No you didn't. You drank unbelievable amounts of 151, passed out in someone else's bathroom, and we carried you back to your floor. Nice dreams though.
she used her cellphone as a light to find my clit under the sheets. worst.lesbian.ever.
I wish there was a classy way to show off your boobs.
Restaurants Roasting People Who Gave Them Negative Yelp Reviews (25 Pics)
She started to rub her ass on my shoulder and i instantly thought "i am going to get E. Coli"
No it's cool, He's been doing my English papers in exchange for lap dances since the eleventh grade. We're very professional.
im sorry but you know it was a good night when you got tasered on the ass and didnt even feel it
Ya these assholes wanted to like sit around and eat cupcakes and watch the notebook. I was like fuck you, I want to go make some people uncomfortable in public.
So I've decided to grow a vagina forest. Because I'm single and it's like a zen garden. Brings a new meaning to long hair don't care.
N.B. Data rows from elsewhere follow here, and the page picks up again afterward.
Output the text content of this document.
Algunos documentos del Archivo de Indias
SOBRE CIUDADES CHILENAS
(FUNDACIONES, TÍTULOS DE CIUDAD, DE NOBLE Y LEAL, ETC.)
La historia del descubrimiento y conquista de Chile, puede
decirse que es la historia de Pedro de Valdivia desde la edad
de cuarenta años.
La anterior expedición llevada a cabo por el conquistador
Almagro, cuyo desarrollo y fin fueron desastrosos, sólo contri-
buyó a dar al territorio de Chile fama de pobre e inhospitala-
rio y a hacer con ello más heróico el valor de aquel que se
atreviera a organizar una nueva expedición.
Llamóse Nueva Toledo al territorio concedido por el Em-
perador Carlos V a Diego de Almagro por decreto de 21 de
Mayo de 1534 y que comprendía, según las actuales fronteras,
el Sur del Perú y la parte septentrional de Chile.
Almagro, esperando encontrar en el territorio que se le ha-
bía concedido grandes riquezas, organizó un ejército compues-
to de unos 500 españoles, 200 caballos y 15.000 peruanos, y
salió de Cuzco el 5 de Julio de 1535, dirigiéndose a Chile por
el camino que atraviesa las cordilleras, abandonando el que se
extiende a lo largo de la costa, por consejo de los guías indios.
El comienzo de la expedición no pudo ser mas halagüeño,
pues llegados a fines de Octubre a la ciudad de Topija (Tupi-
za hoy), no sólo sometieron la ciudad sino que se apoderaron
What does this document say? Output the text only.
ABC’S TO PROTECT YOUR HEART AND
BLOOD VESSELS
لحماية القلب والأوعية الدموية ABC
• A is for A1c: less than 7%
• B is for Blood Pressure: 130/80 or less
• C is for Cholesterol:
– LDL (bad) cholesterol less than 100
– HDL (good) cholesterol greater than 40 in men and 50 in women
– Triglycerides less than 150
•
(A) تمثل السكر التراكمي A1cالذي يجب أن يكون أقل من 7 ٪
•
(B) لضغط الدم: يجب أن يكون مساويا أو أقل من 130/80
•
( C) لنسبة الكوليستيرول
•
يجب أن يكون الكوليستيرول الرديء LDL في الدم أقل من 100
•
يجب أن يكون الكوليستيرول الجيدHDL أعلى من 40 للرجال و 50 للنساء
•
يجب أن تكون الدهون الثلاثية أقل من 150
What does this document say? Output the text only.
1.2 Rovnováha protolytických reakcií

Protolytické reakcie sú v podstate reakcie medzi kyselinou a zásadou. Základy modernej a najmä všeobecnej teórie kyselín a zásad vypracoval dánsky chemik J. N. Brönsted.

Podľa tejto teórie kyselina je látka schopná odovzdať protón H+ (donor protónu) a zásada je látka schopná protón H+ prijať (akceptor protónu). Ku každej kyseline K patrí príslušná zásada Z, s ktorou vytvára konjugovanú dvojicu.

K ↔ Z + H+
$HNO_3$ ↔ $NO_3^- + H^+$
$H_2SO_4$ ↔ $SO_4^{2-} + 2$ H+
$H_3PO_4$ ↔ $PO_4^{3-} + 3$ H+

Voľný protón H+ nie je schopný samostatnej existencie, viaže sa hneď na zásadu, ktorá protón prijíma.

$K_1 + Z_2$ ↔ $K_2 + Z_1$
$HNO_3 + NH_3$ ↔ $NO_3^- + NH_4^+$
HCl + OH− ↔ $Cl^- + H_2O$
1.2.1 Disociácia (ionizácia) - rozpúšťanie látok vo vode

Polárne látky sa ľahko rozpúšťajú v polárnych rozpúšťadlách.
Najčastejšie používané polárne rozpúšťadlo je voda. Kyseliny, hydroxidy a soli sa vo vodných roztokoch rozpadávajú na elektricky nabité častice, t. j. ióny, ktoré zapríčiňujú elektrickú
Woman Posts Harassing DMs From Creep Online, Now He’s Upset Because People Told His Mom
Why do I have a bunch of cash....and your bra.
Omg how many tall cans is too many tall cans for 1 pm
It was kicking off big time until you crawled out the bar on your hands and knees. Nobody wanted to mess with that.
I'm pretty sure the guy who was grinding on me while I was trying to get a drink at he bar was one of my tinder matches
He's here walking around DRUNK AS FUCK in a Kobe Bryant number 8 jersey... Tucked in.
You think my vibrator will be okay in the dishwasher?